C’est comme si quelqu’un était en train de frapper sur un gong, près de ma tête, toutes les deux minutes. Quelque fois 5 fois par minute, comme la nuit dernière. Et juste comme je savoure un instant de silence, ça recommence, comme pour me dire "tu ne vas pas t’en tirer comme ça".
Nous sommes allés nous coucher, au son des fenêtres qui vibraient et des coups qui envahissaient tout, et de l’écho des obus. On dort comme ils tombent.
On a fait les prières de l’aube, et ils tombent encore . On s’éveille, et ils tombent toujours.
Quand ils tombent plus près, quand ils tombent sur Shija’iya à l’est de la ville de Gaza, j’ai le coeur dans l’estomac.
Et je veux me cacher, mais je ne sais pas où.
La terre se referme sur nous.
C’est ça l’occupation, elle envahit même vos espaces les plus intimes. Et pendant que les obus tombaient dans ma tête, ils ont aussi tué la petite Hadil Ghabin aujourd’hui.
Un obus est tombé sur sa maison, à Beit Lahiya, brisant son corps sans défense et blessant 5 membres de sa famille dont sa mère enceinte, Safia, et sa soeur de 19 ans.
Mes maux de tête paraissent insignifiants quand je pense à la petite Hadil. Parfois les gens ici disent qu’ils préfèrent la mort à cette existence ; on entend souvent aux funérailles :“Irta’at”elle est mieux, maintenant, de toutes façons- il n’y a rien pour quoi vivre ici.
La terre nous écrase. J’aimerais que nous soyons son blé, pour mourir et renaître. C’est ça notre triste réalité. La mort soulage.
Parfois on dirait que nous sommes tous dans la même chambre de torture collective ; je ne demande, qui va jouer à Dieu avec nous ce soir ? Quand je lève les yeux vers le ciel et que j’entends les obus ou que je vois les hélicoptères de combat anonymes qui patrouillent sans relâche dans le ciel où brille la lune, je me demande, est ce qu’ils me voient ?
Et quand les obus commencent à tomber, je ne peux pas m’empêcher d’imaginer un jeune de 18 ans qui n’en peut plus à force de s’ennuyer au dessus de la frontière et qui allume une cigarette ou envoie un texto à sa copine à Tel Aviv "encore quelques tours à faire, chérie..Allez fais lui faire encore un tour, Ron, ça fait déjà deux minutes."

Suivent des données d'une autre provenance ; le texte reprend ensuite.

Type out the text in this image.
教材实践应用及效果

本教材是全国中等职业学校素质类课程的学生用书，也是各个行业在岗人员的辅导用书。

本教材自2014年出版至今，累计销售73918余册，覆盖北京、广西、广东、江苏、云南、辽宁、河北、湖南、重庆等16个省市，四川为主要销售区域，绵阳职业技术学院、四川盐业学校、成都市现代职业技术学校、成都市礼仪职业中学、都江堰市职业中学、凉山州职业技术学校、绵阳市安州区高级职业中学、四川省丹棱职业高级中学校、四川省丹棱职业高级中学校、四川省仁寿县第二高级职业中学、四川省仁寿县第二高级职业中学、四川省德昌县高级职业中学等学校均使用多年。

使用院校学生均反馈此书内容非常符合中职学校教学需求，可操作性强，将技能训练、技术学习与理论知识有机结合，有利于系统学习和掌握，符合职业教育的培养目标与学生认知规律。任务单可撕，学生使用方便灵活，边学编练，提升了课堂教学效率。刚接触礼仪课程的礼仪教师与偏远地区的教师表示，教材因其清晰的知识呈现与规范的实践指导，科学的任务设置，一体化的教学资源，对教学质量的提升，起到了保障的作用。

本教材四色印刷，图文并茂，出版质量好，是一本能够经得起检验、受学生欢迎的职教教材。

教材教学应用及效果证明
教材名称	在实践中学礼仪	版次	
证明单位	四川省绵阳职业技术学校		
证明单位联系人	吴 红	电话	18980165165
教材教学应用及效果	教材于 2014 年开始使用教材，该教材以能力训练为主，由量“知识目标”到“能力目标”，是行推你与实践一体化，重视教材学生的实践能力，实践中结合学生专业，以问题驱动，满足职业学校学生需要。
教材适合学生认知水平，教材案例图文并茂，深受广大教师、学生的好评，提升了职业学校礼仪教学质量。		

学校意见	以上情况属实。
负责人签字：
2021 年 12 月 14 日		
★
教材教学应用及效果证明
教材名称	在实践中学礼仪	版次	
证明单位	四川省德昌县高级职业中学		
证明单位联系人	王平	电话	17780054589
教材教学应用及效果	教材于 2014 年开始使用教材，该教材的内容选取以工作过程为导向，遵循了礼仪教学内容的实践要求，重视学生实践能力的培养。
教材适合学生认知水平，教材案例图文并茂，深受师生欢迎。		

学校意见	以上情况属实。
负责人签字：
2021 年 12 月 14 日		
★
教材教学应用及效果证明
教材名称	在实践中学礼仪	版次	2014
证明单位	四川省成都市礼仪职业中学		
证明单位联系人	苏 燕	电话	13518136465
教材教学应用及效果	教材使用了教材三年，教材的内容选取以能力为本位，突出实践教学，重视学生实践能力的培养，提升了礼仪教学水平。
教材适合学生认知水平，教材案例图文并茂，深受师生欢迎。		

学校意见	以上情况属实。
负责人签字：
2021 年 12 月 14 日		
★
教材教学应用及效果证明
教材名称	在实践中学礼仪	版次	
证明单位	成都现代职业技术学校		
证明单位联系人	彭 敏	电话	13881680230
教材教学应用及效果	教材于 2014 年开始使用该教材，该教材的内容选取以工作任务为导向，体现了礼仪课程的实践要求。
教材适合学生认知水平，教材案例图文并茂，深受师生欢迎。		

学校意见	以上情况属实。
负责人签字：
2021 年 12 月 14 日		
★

Parfois quand je suis trop tendue j’ai envie de sortir et de leur faire signe en agitant les bras.
Est ce qu’ils m’entendent ?
Nous avons décidé de nous échapper ce soir jusqu’à la ferme de mon père au centre de la bande de Gaza, où nous avons fait rôtir des pommes de terre et chauffé du thé sur un petit poële, tandis que nous écoutions des thikr à propos du Prophète à l’occasion de son mawlid , survolés par les rugissements inquiétants des avions de combat qui patrouillent les cieux solitaires par ailleurs.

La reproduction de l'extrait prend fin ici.